Ed Asner Had Spunk

Ed Asner had spunk -- and I LOVE spunk. Asner died on Sunday at age 91 after a long career as an actor and political activist. I had the pleasure of interviewing Ed back in 1982 with fellow Mother Jones editor (and friend) Mark Dowie. Asner's TV show, Lou Grant, in which he played a hard-nosed newspaper editor, had just been canceled by CBS, obviously for political reasons during the Reagan era. And Ed was not going gently into the night. He had used the show -- and his platform as president of the Screen Actors Guild (a union my father Lyle had cofounded) -- to go after Reagan's savage war policies in Central America as well as the age of greed that his administration ushered in.

In the photo below, Asner had just turned the table on us, asking Dowie a tough question about Mother Jones (I forget what it was) and Mark wisely passed the buck to the junior editor -- me. That's why I have that deer-in-the-headlights look.

Years later, I saw Asner again at a Los Angeles fundraiser for Salon, the online progressive publication I founded in 1995. Ed would always show up for a good cause, speaking to crowds large and small with his trademark growl that hid a heart of gold.

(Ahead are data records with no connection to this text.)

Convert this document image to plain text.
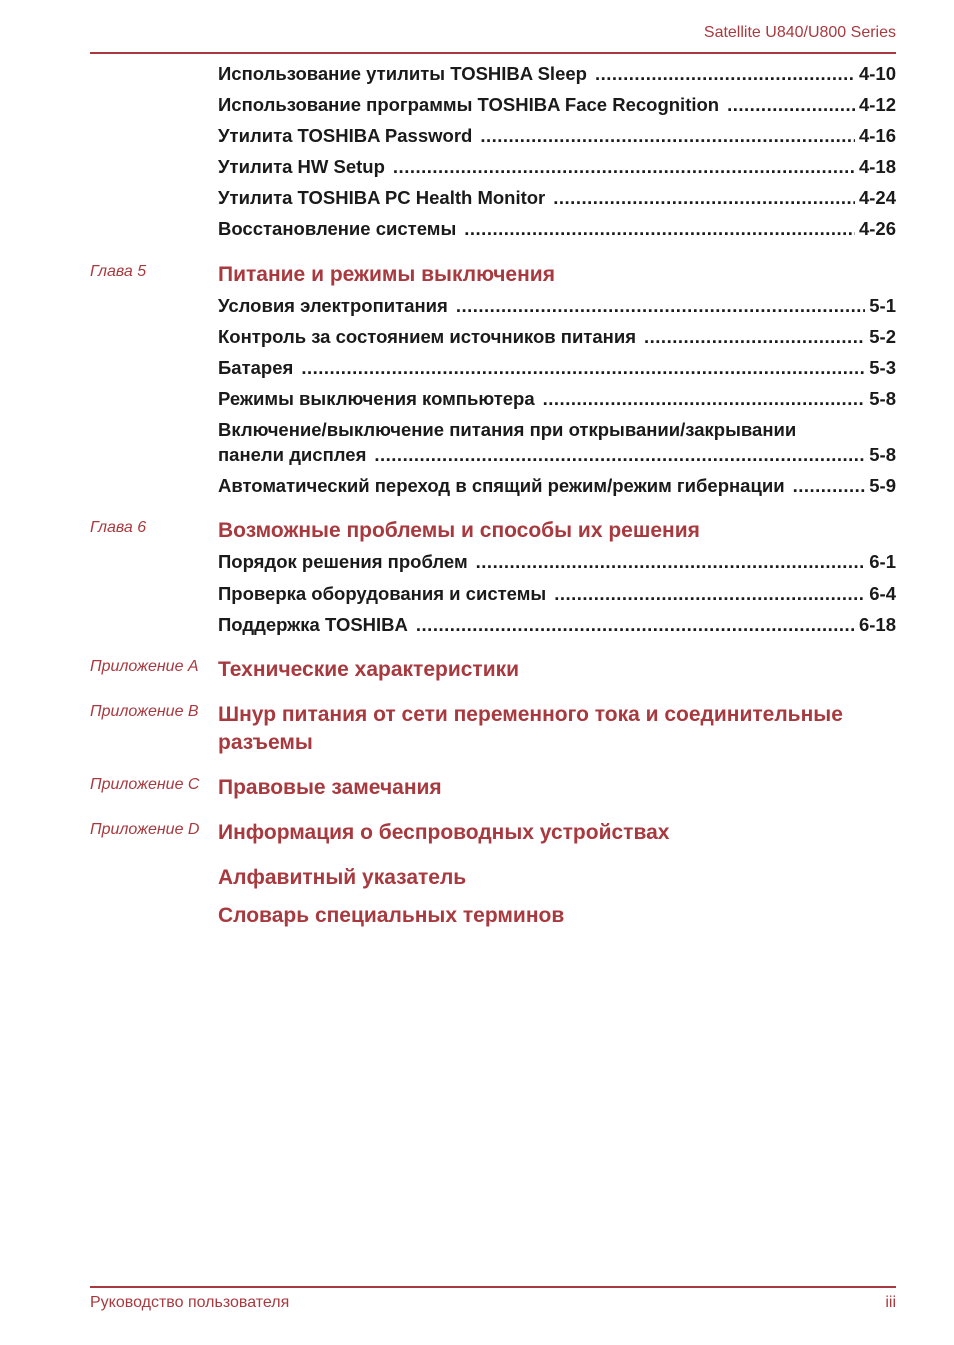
Satellite U840/U800 Series
Использование утилиты TOSHIBA Sleep .....	4-10
Использование программы TOSHIBA Face Recognition .....	4-12
Утилита TOSHIBA Password .....	4-16
Утилита HW Setup .....	4-18
Утилита TOSHIBA PC Health Monitor .....	4-24
Восстановление системы .....	4-26
Глава 5	Питание и режимы выключения
Условия электропитания .....	5-1
Контроль за состоянием источников питания .....	5-2
Батарея .....	5-3
Режимы выключения компьютера .....	5-8
Включение/выключение питания при открывании/закрывании
панели дисплея .....	5-8
Автоматический переход в спящий режим/режим гибернации .....	5-9
Глава 6	Возможные проблемы и способы их решения
Порядок решения проблем .....	6-1
Проверка оборудования и системы .....	6-4
Поддержка TOSHIBA .....	6-18
Приложение A Технические характеристики
Приложение B Шнур питания от сети переменного тока и соединительные разъемы
Приложение C Правовые замечания
Приложение D Информация о беспроводных устройствах
Алфавитный указатель
Словарь специальных терминов
Руководство пользователя	iii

He was a true Hollywood hero -- and they're not many of those around.

Btw, speaking of Mark Dowie, he and I remain friends after 40 years, Mark and his wife -- painter Wendy Schwartz -- dropped by a houseboat on Tomales Bay that my wife, writer Camille Peri, and I are living and working in this week. (Better air here in smoky California.) We talked about our Mother Jones days (when we edited and went drinking, and drinking, with Christopher Hitchens), journalistic ethics, and why some journalists and pals (like Hitch) crossed the line and went to the dark side.

Ed Asner wasn't a real journalist. But he played the kind of one on TV that all of us ink-stained wretches should emulate.